Figure 2.15: 2019 Marquette men’s basketball player data set.

2.5 Exercises

  1. Data Type: Identify each of the following as numerical or categorical data.
    1. The names of the companies that manufacture paper towels
    2. The colors of cars
    3. The heights of football players
  2. Level of Measurements: Identify the level of measurement used in each of the following.
    1. The weights of people in a sample of people living in Milwaukee.
    2. A physician’s descriptions of “abstains from smoking, light smoker, moderate smoker, heavy smoker.”
    3. Flower classifications of “rose, tulip, daisy.”

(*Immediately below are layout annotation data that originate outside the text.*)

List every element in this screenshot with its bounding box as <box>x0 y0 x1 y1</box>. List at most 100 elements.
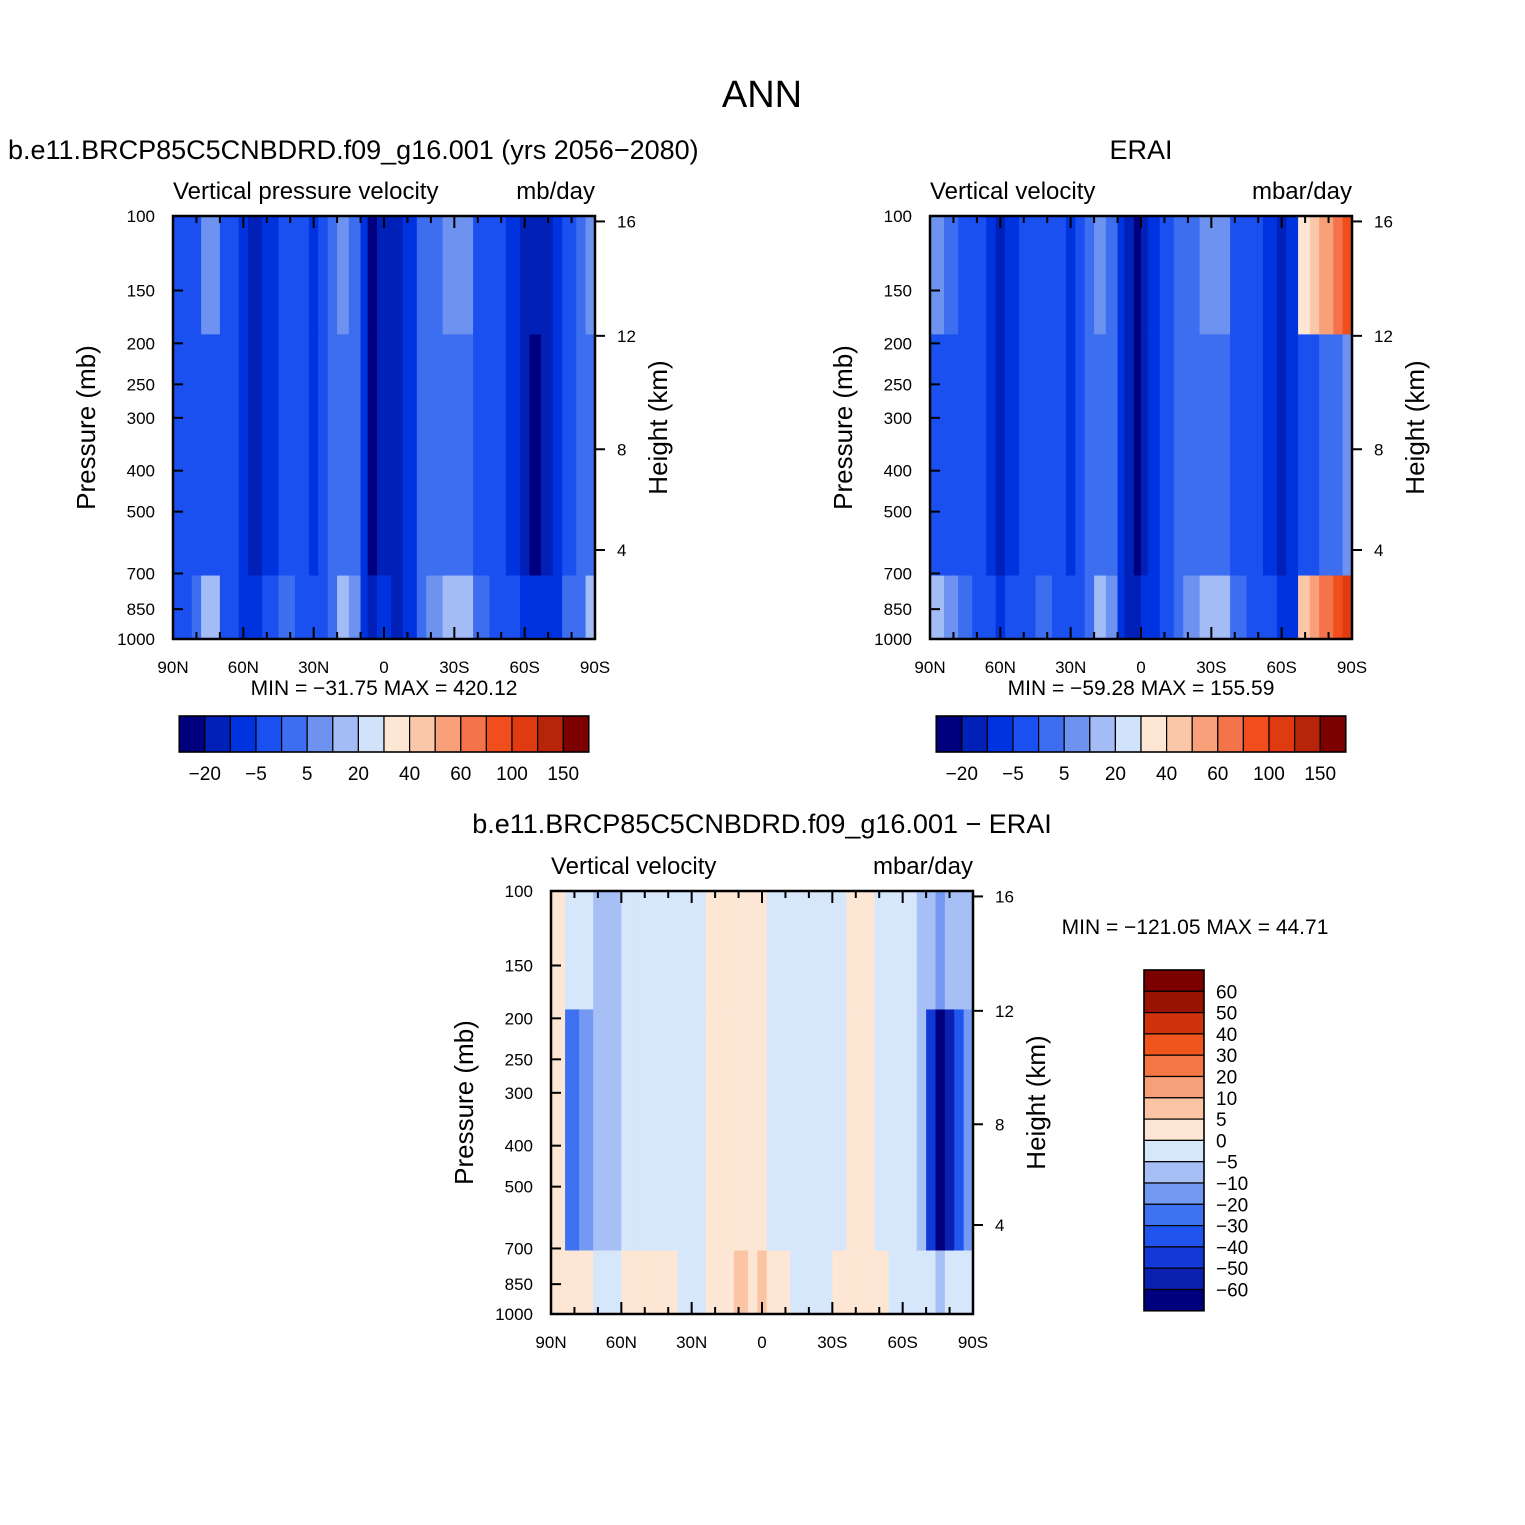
y-tick-label: 200 <box>505 1009 533 1028</box>
data-cell <box>1084 216 1095 335</box>
data-column <box>1216 216 1231 639</box>
data-column <box>663 891 679 1314</box>
data-cell <box>766 1009 777 1251</box>
x-tick-label: 90S <box>958 1333 988 1352</box>
data-cell <box>416 575 427 639</box>
data-column <box>766 891 777 1314</box>
y-axis-label: Pressure (mb) <box>71 345 101 510</box>
colorbar-box <box>1143 1224 1205 1248</box>
data-cell <box>607 1009 622 1251</box>
colorbar-box <box>986 715 1014 753</box>
data-cell <box>621 1250 636 1314</box>
data-cell <box>191 575 202 639</box>
colorbar-box <box>485 715 513 753</box>
data-column <box>576 216 587 639</box>
data-cell <box>1262 216 1278 335</box>
data-cell <box>519 334 530 576</box>
y-tick-label: 200 <box>127 334 155 353</box>
data-cell <box>733 891 749 1010</box>
data-cell <box>1094 334 1107 576</box>
x-tick-label: 30N <box>676 1333 707 1352</box>
data-cell <box>541 334 554 576</box>
data-cell <box>1133 575 1142 639</box>
data-cell <box>607 891 622 1010</box>
data-cell <box>766 1250 777 1314</box>
data-column <box>238 216 249 639</box>
data-cell <box>552 334 563 576</box>
data-cell <box>442 216 460 335</box>
data-column <box>958 216 973 639</box>
data-cell <box>308 334 319 576</box>
data-cell <box>860 891 876 1010</box>
colorbar-label: 40 <box>1216 1025 1237 1046</box>
data-cell <box>1286 575 1299 639</box>
data-cell <box>954 1009 965 1251</box>
data-cell <box>1019 334 1037 576</box>
colorbar-box <box>204 715 232 753</box>
colorbar-box <box>1143 1033 1205 1056</box>
data-column <box>1035 216 1053 639</box>
data-cell <box>402 575 418 639</box>
data-cell <box>888 1250 904 1314</box>
data-cell <box>1141 216 1149 335</box>
data-cell <box>327 575 338 639</box>
data-cell <box>551 1250 566 1314</box>
panel-difference: b.e11.BRCP85C5CNBDRD.f09_g16.001 − ERAI V… <box>449 809 1328 1352</box>
y-tick-label: 700 <box>127 564 155 583</box>
colorbar-label: 40 <box>399 764 420 785</box>
data-cell <box>337 575 350 639</box>
data-column <box>1183 216 1201 639</box>
colorbar-box <box>1063 715 1091 753</box>
data-cell <box>1148 334 1161 576</box>
data-cell <box>1230 216 1248 335</box>
panel-title: b.e11.BRCP85C5CNBDRD.f09_g16.001 (yrs 20… <box>8 135 699 165</box>
data-cell <box>1065 334 1076 576</box>
data-cell <box>1124 575 1135 639</box>
data-cell <box>1094 575 1107 639</box>
data-cell <box>541 575 554 639</box>
x-tick-label: 90S <box>1337 658 1367 677</box>
data-column <box>173 216 193 639</box>
y-right-tick-label: 4 <box>995 1216 1004 1235</box>
data-column <box>1333 216 1344 639</box>
colorbar-frame <box>935 715 1347 753</box>
colorbar-label: 20 <box>348 764 369 785</box>
data-cell <box>529 216 542 335</box>
data-cell <box>1276 216 1287 335</box>
colorbar-box <box>1319 715 1347 753</box>
colorbar-box <box>1143 1288 1205 1312</box>
colorbar-box <box>1191 715 1219 753</box>
colorbar-label: −40 <box>1216 1238 1248 1259</box>
x-tick-label: 0 <box>379 658 388 677</box>
colorbar-box <box>1143 1246 1205 1269</box>
colorbar-label: 0 <box>1216 1131 1227 1152</box>
y-tick-label: 400 <box>127 462 155 481</box>
data-column <box>944 216 959 639</box>
subtitle-units: mb/day <box>516 178 595 205</box>
data-cell <box>201 575 221 639</box>
data-column <box>944 891 955 1314</box>
data-cell <box>944 1009 955 1251</box>
data-cell <box>790 1009 805 1251</box>
y-tick-label: 400 <box>505 1137 533 1156</box>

    4. Suzy measures time in days, with 0 corresponding to her birth date. The day before her birth is -1, the day after her birth is +1, and so on. Suzy has converted the dates of major historical events to her numbering system. What is the level of measurement of these numbers?
  3. Discrete vs Continuous: Determine whether the data are discrete or continuous.
    1. The length of stay (in days) for each COVID patient in Wisconsin.
    2. Several subjects are randomly selected and their heights are recorded.
    3. From a data set, we see that a male had an arm circumference of 31.28 cm.
    4. A sample of married couples is randomly selected and the number of animals in each family is recorded.
  4. Sampling Method: Identify which of these types of sampling is used: random, stratified, or cluster.
    1. Dr. Yu surveys his statistics class by identifying groups of males and females, then randomly selecting 7 students from each of those two groups.
    2. Dr. Yu conducts a survey by randomly selecting 5 different sports teams at Marquette and surveying all of the student-athletes on those teams.
    3. 427 subjects were randomly assigned to (1) meditation or (2) no mediation group to study the effectiveness of this mindfulness activity on lowering blood pressure.
  5. Study Type: Determine whether the study is an experiment or an observational study, then identify a major problem with this study.
    1. In a survey conducted by USA Today, 998 Internet users chose to respond to the question:“How often do you seek medical advice online?” 42% of the respondents said “frequently.”
    2. The Physicians’ Health Study involved 21,045 female physicians. Based on random selections, 11,224 of them were treated with aspirin and other other 9,821 were given placebos. The study was stopped early because it became clear that aspirin did not reduce the risk of myocardial infarctions by a substantial amount.